The extra time provided Zip with an opportunity to build a stronger pipeline, refine the operating model and prepare for a 2021 launch.

Spotcap

Meanwhile, Spotcap had a lower June quarter due to COVID-19, but with lockdown restrictions easing and small businesses opening, the business did see a take-up in June volumes.

For the fourth quarter, Spotcap recorded a revenue of $2.2 million on $37.3 million in receivables, with $6.5 million in drawdowns over the quarter.

Pocketbook

Finally, the company’s free budget planner and personal finance app, Pocketbook, finished FY20 with around 790,000 users.

Zip is aiming to launch an updated version of the app, Pocketbook 2.0, next month. The app is currently in its final testing stages.

Zip Co’s Managing Director and CEO, Larry Diamond, is very pleased with the results, particularly in the fourth quarter, and said that COVID-19 was a big test for the company.

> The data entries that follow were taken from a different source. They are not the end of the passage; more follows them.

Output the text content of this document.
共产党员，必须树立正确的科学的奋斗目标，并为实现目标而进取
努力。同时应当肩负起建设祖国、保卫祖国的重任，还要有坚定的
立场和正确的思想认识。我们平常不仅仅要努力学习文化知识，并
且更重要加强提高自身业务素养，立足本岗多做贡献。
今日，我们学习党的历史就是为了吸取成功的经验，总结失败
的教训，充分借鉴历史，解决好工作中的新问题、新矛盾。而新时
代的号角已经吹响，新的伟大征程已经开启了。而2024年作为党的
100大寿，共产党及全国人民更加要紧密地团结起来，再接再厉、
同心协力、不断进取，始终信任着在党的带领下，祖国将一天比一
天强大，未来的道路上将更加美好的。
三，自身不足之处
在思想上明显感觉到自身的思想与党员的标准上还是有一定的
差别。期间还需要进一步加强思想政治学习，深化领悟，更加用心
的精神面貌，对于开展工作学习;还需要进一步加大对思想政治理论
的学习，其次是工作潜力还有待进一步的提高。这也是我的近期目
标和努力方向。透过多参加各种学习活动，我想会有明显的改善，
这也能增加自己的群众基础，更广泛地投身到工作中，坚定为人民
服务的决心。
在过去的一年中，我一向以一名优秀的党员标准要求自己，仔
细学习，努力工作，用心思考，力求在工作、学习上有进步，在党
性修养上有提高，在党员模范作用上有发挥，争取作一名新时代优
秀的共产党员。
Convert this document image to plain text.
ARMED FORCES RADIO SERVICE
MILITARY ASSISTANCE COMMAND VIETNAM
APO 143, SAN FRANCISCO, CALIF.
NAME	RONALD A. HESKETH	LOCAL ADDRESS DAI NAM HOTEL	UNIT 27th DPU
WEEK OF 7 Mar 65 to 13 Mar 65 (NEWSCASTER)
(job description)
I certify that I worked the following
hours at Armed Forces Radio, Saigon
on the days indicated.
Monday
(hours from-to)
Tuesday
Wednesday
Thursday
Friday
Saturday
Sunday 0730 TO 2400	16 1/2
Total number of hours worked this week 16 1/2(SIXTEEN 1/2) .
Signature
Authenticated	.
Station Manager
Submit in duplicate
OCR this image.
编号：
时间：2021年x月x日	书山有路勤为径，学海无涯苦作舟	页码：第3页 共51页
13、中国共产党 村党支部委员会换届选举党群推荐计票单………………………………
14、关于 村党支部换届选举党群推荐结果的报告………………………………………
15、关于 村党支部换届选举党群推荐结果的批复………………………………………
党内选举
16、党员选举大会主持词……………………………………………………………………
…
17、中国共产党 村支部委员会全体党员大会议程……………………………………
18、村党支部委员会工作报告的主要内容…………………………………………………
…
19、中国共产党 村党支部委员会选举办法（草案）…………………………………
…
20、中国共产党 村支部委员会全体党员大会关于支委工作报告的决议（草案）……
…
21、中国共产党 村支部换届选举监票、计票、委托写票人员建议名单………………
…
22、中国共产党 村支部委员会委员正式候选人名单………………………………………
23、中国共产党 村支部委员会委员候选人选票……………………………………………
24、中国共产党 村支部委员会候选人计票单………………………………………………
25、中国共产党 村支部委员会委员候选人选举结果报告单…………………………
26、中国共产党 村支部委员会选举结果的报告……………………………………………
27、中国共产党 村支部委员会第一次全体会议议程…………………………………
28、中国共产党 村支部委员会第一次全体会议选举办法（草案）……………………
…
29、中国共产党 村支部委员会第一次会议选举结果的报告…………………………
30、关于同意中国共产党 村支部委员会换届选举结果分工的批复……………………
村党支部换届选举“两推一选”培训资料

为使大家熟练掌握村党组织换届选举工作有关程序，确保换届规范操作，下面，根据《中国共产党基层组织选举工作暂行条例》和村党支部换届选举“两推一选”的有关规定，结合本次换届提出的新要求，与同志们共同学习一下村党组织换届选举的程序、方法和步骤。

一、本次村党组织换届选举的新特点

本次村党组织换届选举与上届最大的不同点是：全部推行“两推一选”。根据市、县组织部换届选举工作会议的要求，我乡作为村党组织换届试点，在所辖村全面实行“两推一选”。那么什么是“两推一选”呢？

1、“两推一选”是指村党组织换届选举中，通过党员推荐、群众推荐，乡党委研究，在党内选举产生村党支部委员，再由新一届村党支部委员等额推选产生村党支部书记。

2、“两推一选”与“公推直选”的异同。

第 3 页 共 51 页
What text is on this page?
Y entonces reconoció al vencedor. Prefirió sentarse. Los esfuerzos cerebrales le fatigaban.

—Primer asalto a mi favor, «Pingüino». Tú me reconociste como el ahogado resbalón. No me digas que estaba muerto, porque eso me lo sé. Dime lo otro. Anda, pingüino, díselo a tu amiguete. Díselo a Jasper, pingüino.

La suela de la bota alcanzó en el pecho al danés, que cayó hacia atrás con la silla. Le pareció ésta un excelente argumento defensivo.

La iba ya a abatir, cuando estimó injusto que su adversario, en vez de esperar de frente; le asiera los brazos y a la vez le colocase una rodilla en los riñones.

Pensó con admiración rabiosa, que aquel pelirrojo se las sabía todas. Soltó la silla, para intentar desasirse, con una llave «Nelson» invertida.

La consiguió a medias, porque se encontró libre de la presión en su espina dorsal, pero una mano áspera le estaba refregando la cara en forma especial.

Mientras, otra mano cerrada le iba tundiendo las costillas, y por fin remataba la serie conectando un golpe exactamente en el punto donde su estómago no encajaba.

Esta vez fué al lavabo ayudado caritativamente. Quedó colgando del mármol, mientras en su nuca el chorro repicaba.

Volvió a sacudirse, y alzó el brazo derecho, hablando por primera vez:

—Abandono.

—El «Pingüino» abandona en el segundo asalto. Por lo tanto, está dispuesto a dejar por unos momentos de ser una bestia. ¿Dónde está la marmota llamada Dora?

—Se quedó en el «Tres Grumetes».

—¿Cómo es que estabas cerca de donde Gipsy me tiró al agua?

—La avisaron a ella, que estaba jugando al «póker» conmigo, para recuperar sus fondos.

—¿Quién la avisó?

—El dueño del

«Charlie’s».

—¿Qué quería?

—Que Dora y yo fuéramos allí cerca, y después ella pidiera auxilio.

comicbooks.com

“The business model was tested during COVID-19 and proved extremely resilient — in terms of transaction volume, strong revenue mix and outstanding customer repayment performance,” he said.

“Zip is well funded and uniquely positioned to continue to trade and grow in the current environment,” he added.

Despite this positive news, Zip is down 6.96 per cent on the market today and is trading for $6.55 each at 1:01 pm AEST.